I love Bob Raskopfs Table of Scene’s sheet, but wanted to transfer the idea to a graphical tool that lets me copy and duplicate elements and play with the format. I’m also fiddling with the format. My big PSR sheet looks like this:
Four throughlines in red, blue, purple and yellow. the red, yellow, purple and yellow squares are the PSR suggested variations, and beneath them Bob’s suggested elements.
Here’s a closeup of the most developed part of my tool. This is an extrapolation of Table of Scenes and the line fro the PSR "
In act one, “the current situation and circumstances” (The Present) is explored in terms of Instinct, Senses, Interpretation, and Conditioning."
(Ignore all the hairpins, they’re just placeholders)
The first thing you’ll notice is I always include the hierarchy in the name of a type, variation or element, using dot-notation, a trick I learned from programming. So Change element becomes Activity.Understanding.Conditioning.Change, so I can see the colors flowing out. Of course, if you follow the theory, there is also:
Activity.Understanding.Conditioning.Change.Change/Situation
Activity.Understanding.Conditioning.Change.Change/Activity
Activity.Understanding.Conditioning.Change.Change/Psychology
Activity.Understanding.Conditioning.Change.Change/State of Mind
…where the elements wrap around to the classes–that is, if I’m reading my theory correctly.
The other thing I’m doing is specifying the tensions in play, so I can keep them in mind.
It may be a bit much, I dunno, tell me what you think.
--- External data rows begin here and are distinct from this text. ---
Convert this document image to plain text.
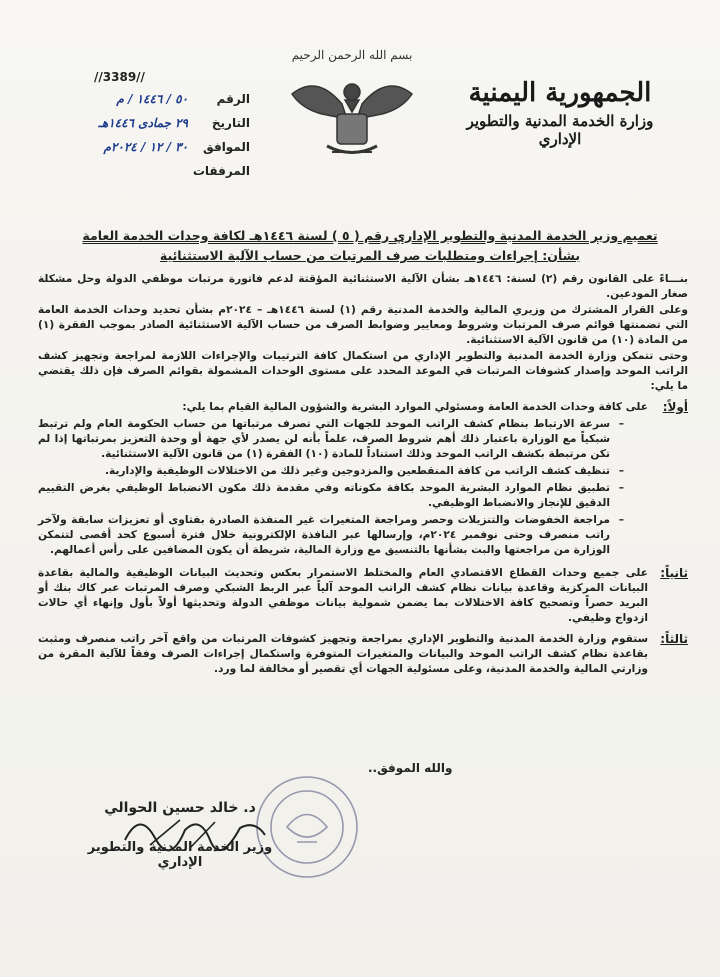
الجمهورية اليمنية
وزارة الخدمة المدنية والتطوير الإداري
بسم الله الرحمن الرحيم
//3389//
الرقم
٥٠ / ١٤٤٦ / م
التاريخ
٢٩ جمادى ١٤٤٦هـ
الموافق
٣٠ / ١٢ / ٢٠٢٤م
المرفقات
تعميم وزير الخدمة المدنية والتطوير الإداري رقم ( ٥ ) لسنة ١٤٤٦هـ لكافة وحدات الخدمة العامة
بشأن: إجراءات ومتطلبات صرف المرتبات من حساب الآلية الاستثنائية

بنـــاءً على القانون رقم (٢) لسنة: ١٤٤٦هـ بشأن الآلية الاستثنائية المؤقتة لدعم فاتورة مرتبات موظفي الدولة وحل مشكلة صغار المودعين.

وعلى القرار المشترك من وزيري المالية والخدمة المدنية رقم (١) لسنة ١٤٤٦هـ – ٢٠٢٤م بشأن تحديد وحدات الخدمة العامة التي تضمنتها قوائم صرف المرتبات وشروط ومعايير وضوابط الصرف من حساب الآلية الاستثنائية الصادر بموجب الفقرة (١) من المادة (١٠) من قانون الآلية الاستثنائية.

وحتى تتمكن وزارة الخدمة المدنية والتطوير الإداري من استكمال كافة الترتيبات والإجراءات اللازمة لمراجعة وتجهيز كشف الراتب الموحد وإصدار كشوفات المرتبات في الموعد المحدد على مستوى الوحدات المشمولة بقوائم الصرف فإن ذلك يقتضي ما يلي:

أولاً:
على كافة وحدات الخدمة العامة ومسئولي الموارد البشرية والشؤون المالية القيام بما يلي:
– سرعة الارتباط بنظام كشف الراتب الموحد للجهات التي تصرف مرتباتها من حساب الحكومة العام ولم ترتبط شبكياً مع الوزارة باعتبار ذلك أهم شروط الصرف، علماً بأنه لن يصدر لأي جهة أو وحدة التعزيز بمرتباتها إذا لم تكن مرتبطة بكشف الراتب الموحد وذلك استناداً للمادة (١٠) الفقرة (١) من قانون الآلية الاستثنائية.
– تنظيف كشف الراتب من كافة المنقطعين والمزدوجين وغير ذلك من الاختلالات الوظيفية والإدارية.
– تطبيق نظام الموارد البشرية الموحد بكافة مكوناته وفي مقدمة ذلك مكون الانضباط الوظيفي بغرض التقييم الدقيق للإنجاز والانضباط الوظيفي.
– مراجعة الخفوضات والتنزيلات وحصر ومراجعة المتغيرات غير المنفذة الصادرة بفتاوى أو تعزيزات سابقة ولآخر راتب منصرف وحتى نوفمبر ٢٠٢٤م، وإرسالها عبر النافذة الإلكترونية خلال فترة أسبوع كحد أقصى لتتمكن الوزارة من مراجعتها والبت بشأنها بالتنسيق مع وزارة المالية، شريطة أن يكون المضافين على رأس أعمالهم.
ثانياً:
على جميع وحدات القطاع الاقتصادي العام والمختلط الاستمرار بعكس وتحديث البيانات الوظيفية والمالية بقاعدة البيانات المركزية وقاعدة بيانات نظام كشف الراتب الموحد آلياً عبر الربط الشبكي وصرف المرتبات عبر كاك بنك أو البريد حصراً وتصحيح كافة الاختلالات بما يضمن شمولية بيانات موظفي الدولة وتحديثها أولاً بأول وإنهاء أي حالات ازدواج وظيفي.
ثالثاً:
ستقوم وزارة الخدمة المدنية والتطوير الإداري بمراجعة وتجهيز كشوفات المرتبات من واقع آخر راتب منصرف ومثبت بقاعدة نظام كشف الراتب الموحد والبيانات والمتغيرات المتوفرة واستكمال إجراءات الصرف وفقاً للآلية المقرة من وزارتي المالية والخدمة المدنية، وعلى مسئولية الجهات أي تقصير أو مخالفة لما ورد.
والله الموفق..
د. خالد حسين الحوالي
وزير الخدمة المدنية والتطوير الإداري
Seems to me that surfacing the relationships constantly drills it into the writer’s head that they ARE relationships, and reminds you what a class, type, variation and element are and in what order they happen. Flattening out the heirarchy so you can easily see the whole in a single line, without having to drill down. Takes a little of the feeling of mystery out of it for me.
I also wrote out the bump-slide-bump scene breakout Armando recommends. I probably want to include the term there too.
And of course I show the SRCA structure, as Bob recommends.
Like I said, feedback would be great. Building this tool for myself as I commence on a big project and don’t want to have to keep looking stuff up. I’m going to incorporate definitions too, and I have a couple of ideas for how to do that too.